Remscheid Henkel legt Deutschland auf die Couch

Remscheid · Früherer BDI-Chef kritisiert Euro-Rettung und Wirtschaftspolitik der Bundesregierung. Alfa-Kreisverband lud ein.

 Hans-Olaf Henkel am Remscheider Hauptbahnhof. In der Event-Arena neben dem Parkhaus sprach er über die Folgen der Niedrigzinspolitik.

Hans-Olaf Henkel am Remscheider Hauptbahnhof. In der Event-Arena neben dem Parkhaus sprach er über die Folgen der Niedrigzinspolitik.

Foto: Michael Schütz

Hans-Olaf Henkel ist medien- und öffentlichkeitserfahren, und so weiß der ehemalige Chef des Bundesverbandes der Deutschen Industrie (BDI) auch, dass ein Vortrag durch kleine Anekdoten und flotte Sprüche gewürzt werden muss. "Ich gucke mir Talkshows nicht mehr an, sollten Sie auch nicht machen - es sei denn, ich bin dabei", empfiehlt er den rund 50 Zuhörern. Der frühere Industrievertreter und jetzige Europa-Abgeordnete der neugegründeten Allianz für Fortschritt und Aufbruch (Alfa) ist am Donnerstagabend der Einladung des Kreisverbandes Remscheid seiner Partei in die Event-Arena gefolgt, um über das Thema "Euro/EZB und Niedrigzinspolitik" zu sprechen.

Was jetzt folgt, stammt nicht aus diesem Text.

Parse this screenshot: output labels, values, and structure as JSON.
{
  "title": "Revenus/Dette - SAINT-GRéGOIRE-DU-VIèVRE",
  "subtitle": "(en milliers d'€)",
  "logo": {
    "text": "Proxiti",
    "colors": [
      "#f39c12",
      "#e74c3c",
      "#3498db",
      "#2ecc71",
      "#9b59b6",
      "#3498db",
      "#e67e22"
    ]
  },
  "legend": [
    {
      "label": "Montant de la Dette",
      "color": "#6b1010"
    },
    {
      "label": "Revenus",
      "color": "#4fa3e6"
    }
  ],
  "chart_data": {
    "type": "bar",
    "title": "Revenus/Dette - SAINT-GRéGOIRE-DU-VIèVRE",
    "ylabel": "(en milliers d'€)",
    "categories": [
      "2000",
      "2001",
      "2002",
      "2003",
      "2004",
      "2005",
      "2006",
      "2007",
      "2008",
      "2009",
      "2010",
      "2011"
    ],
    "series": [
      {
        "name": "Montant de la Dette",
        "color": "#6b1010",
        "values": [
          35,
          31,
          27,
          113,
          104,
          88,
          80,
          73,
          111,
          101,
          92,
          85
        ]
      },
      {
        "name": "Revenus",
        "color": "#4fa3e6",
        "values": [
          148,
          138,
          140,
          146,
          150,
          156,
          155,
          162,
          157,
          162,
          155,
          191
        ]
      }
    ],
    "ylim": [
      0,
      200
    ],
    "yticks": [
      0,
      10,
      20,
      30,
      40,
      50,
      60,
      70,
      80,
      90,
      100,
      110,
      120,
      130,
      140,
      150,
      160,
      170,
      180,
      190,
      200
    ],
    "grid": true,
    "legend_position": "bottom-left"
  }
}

Henkel ist schon seit langem einer der bekanntesten Kritiker des Euro und der deutschen Finanzpolitik. Mit seinen eloquent vorgetragenen Einschätzungen zur Lage der Nation gibt er einen Überblick zum aktuellen Wahlprogramm der Alfa-Partei, zitiert zugleich aber auch aus seinem neuen Buch, das er gemeinsam mit dem deutschen Ökonomen Joachim Starbatty geschrieben hat. Titel: "Deutschland gehört auf die Couch! Warum Angela Merkel die Welt rettet und unser Land ruiniert." Passenderweise liegen gleich mehrere signierte Exemplare am Eingang zum Kauf.

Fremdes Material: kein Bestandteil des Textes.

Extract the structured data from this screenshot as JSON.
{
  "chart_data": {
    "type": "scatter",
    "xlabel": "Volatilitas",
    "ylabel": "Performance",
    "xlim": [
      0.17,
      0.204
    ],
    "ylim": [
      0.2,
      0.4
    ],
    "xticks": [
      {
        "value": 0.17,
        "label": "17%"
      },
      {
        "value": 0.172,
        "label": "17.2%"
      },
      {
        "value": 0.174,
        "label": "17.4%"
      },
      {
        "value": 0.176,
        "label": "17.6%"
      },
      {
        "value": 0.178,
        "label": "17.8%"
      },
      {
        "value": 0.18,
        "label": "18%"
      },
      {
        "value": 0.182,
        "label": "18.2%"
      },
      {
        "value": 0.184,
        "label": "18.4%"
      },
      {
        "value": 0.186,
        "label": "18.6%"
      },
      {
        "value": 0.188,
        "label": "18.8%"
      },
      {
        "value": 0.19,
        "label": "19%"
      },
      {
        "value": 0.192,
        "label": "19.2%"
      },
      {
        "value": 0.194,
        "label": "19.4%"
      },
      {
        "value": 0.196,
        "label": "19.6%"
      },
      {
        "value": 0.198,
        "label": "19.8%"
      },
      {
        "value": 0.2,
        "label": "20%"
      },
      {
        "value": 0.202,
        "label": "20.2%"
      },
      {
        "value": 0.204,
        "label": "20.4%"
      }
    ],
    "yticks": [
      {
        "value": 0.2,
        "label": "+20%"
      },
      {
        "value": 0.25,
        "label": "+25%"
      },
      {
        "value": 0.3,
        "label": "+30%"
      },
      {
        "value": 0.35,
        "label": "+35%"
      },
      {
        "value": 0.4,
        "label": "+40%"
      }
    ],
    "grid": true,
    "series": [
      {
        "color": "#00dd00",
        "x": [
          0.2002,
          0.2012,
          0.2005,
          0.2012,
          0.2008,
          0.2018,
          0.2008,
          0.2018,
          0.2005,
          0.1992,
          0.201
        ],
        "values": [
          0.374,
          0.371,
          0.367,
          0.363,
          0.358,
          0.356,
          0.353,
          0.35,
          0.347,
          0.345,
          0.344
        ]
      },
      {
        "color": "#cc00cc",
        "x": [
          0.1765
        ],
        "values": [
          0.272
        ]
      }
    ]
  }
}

Vor allem an der Kanzlerin arbeitet sich der ehemalige Topfunktionär in seiner gut einstündigen Rede ab. Seine Diagnose: Deutschland hat ein "Rettersyndrom", wegen seiner nationalsozialistischen Vergangenheit leidet das Land auch im 21. Jahrhundert noch an Schuldgefühlen und versucht, dies durch gute Taten in der Innen- und Außenpolitik zu kompensieren. Doch gut gemeint ist eben nicht gut gemacht. Das zeige beispielhaft die Einführung des Euro, eine Währung, die vom damaligen Kanzler Helmut Kohl als "Friedenswährung" bezeichnet wurde. Dabei sei diese Einheitswährung mittlerweile ein Grund für wachsenden Zwist und Unfrieden etwa im Verhältnis zwischen Deutschland und Frankreich, erklärt Henkel.

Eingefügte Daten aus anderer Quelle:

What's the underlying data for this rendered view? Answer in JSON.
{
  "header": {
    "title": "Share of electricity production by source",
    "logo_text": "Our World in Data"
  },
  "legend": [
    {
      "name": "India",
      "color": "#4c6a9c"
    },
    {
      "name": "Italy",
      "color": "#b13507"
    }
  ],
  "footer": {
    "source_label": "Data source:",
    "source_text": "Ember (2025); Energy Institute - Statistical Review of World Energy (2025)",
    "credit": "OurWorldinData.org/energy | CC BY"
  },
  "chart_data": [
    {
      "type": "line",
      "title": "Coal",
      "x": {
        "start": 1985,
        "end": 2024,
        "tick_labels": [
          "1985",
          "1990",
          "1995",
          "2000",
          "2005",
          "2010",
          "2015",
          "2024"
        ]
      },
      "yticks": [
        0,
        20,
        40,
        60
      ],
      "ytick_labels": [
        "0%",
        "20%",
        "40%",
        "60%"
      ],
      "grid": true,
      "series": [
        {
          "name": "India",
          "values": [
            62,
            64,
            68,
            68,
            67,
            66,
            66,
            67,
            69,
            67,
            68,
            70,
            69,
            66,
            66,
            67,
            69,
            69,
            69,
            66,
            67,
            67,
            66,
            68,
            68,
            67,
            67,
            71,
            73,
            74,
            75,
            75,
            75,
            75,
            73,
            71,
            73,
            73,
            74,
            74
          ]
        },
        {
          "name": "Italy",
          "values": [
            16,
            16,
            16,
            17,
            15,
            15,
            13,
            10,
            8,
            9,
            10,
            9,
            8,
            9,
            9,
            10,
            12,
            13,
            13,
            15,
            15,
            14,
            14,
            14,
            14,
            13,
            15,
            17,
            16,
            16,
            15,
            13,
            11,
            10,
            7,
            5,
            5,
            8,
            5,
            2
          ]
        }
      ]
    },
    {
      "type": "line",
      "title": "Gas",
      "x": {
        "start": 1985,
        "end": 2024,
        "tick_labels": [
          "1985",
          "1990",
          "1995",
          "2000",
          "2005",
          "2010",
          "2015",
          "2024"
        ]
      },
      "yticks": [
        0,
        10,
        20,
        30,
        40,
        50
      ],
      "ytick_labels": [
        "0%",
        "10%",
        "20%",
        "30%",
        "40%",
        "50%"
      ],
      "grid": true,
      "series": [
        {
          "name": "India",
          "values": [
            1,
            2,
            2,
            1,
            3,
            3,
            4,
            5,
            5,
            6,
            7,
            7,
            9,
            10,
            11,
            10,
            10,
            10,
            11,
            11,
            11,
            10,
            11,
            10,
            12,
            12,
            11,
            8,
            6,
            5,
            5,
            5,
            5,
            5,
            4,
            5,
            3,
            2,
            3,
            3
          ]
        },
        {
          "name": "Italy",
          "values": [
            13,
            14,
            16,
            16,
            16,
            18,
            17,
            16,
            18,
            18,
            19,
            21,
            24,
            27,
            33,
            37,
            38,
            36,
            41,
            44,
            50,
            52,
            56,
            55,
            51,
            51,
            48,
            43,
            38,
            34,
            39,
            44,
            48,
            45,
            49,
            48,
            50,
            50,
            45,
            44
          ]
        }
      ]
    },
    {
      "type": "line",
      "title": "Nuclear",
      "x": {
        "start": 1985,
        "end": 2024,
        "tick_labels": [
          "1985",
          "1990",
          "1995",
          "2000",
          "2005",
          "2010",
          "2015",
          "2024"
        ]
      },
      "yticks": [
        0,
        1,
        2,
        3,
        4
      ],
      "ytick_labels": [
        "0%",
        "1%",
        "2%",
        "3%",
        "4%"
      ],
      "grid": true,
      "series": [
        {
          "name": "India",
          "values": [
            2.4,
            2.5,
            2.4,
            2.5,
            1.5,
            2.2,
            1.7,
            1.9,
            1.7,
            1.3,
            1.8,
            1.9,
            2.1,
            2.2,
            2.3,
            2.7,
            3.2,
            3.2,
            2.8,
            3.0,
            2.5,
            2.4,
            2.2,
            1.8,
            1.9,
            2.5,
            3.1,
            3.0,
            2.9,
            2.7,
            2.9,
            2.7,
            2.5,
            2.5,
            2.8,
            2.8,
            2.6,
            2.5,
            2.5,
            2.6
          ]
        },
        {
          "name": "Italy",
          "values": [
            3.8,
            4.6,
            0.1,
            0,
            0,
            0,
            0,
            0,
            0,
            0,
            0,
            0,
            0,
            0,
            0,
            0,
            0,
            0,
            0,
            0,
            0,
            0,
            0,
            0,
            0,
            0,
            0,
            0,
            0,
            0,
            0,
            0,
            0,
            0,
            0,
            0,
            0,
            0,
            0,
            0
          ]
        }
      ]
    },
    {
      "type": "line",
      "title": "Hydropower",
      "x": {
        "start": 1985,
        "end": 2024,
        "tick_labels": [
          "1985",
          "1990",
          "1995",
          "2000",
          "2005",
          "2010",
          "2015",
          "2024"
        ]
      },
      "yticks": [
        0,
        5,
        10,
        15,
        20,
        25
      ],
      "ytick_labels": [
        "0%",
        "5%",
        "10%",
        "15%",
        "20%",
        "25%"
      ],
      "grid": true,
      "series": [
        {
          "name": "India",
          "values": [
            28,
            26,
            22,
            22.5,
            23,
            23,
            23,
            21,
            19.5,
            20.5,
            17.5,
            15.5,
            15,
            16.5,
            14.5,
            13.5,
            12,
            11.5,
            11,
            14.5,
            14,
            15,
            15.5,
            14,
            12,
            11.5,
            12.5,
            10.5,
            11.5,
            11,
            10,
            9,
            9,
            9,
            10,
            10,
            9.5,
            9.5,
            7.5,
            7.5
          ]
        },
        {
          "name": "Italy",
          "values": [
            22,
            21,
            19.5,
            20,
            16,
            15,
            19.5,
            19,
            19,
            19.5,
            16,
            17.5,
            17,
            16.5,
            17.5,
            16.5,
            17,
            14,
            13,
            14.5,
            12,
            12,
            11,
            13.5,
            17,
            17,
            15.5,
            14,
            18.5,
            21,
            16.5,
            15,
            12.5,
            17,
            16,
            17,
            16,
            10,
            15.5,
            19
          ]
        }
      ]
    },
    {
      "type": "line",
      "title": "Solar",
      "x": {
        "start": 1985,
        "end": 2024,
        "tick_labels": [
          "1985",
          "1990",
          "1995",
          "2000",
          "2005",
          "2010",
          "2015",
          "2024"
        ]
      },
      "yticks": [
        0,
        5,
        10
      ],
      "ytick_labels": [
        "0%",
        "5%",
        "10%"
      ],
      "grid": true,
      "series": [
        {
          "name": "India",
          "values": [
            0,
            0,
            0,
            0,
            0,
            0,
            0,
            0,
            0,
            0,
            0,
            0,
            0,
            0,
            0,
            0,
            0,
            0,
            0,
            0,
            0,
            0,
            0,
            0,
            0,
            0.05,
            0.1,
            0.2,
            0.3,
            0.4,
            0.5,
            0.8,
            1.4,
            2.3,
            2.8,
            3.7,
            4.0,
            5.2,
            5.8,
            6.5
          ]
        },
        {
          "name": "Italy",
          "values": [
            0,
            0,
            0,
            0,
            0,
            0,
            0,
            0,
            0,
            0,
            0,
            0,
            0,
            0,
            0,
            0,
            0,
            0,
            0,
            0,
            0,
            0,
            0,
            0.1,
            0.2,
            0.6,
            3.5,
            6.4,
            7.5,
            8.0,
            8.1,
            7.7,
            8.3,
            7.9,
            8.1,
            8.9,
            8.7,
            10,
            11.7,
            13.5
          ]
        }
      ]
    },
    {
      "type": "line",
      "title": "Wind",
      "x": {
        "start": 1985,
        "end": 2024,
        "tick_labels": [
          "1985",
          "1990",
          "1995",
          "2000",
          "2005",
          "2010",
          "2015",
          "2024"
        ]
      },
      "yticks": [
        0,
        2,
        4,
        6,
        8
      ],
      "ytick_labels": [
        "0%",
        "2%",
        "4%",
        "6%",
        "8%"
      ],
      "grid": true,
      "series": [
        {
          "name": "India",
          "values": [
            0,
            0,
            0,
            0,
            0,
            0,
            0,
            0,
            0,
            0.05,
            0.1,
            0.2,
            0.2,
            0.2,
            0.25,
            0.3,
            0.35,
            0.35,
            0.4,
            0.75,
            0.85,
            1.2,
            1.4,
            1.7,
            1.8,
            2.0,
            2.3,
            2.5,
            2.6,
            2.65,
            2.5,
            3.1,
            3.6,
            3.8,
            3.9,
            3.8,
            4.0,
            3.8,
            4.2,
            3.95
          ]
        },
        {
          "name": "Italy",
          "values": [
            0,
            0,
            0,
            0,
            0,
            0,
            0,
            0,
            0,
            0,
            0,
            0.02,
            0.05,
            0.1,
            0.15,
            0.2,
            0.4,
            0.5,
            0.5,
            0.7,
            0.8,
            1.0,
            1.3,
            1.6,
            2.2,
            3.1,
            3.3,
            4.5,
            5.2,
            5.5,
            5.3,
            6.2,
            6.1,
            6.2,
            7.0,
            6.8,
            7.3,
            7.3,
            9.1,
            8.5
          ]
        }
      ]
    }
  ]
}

Das alles klingt durchaus nachvollziehbar, doch auch Henkel bleibt von populistischen Aufwallungen nicht verschont. So bezeichnet er die Flüchtlingspolitik der Kanzlerin in einer steilen rhetorischen Volte als "zynisch", verweist darauf, dass fast drei Viertel der Flüchtlinge junge Männer seien, die ihre Familien zurückgelassen hätten. Das weckt düstere Assoziationen und bedient diffuse Ängste.

Für den Alfa-Kreisverband Remscheid ist die Veranstaltung eine Chance, auf sich aufmerksam zu machen. Die Partei, die nach der Abspaltung von der rechtspopulistischen AfD entstand, will im kommenden Mai bei der NRW-Landtagswahl antreten. Im Wahlkreis Remscheid-Oberbergischer Kreis III ist Hans Werner Schmitz als Direktkandidat nominiert. Bislang gibt es im Bergischen Städtedreieck erst in Remscheid einen eigenen Alfa-Kreisverband. Die Zahl der Mitglieder ist mit zehn Personen allerdings noch recht übersichtlich.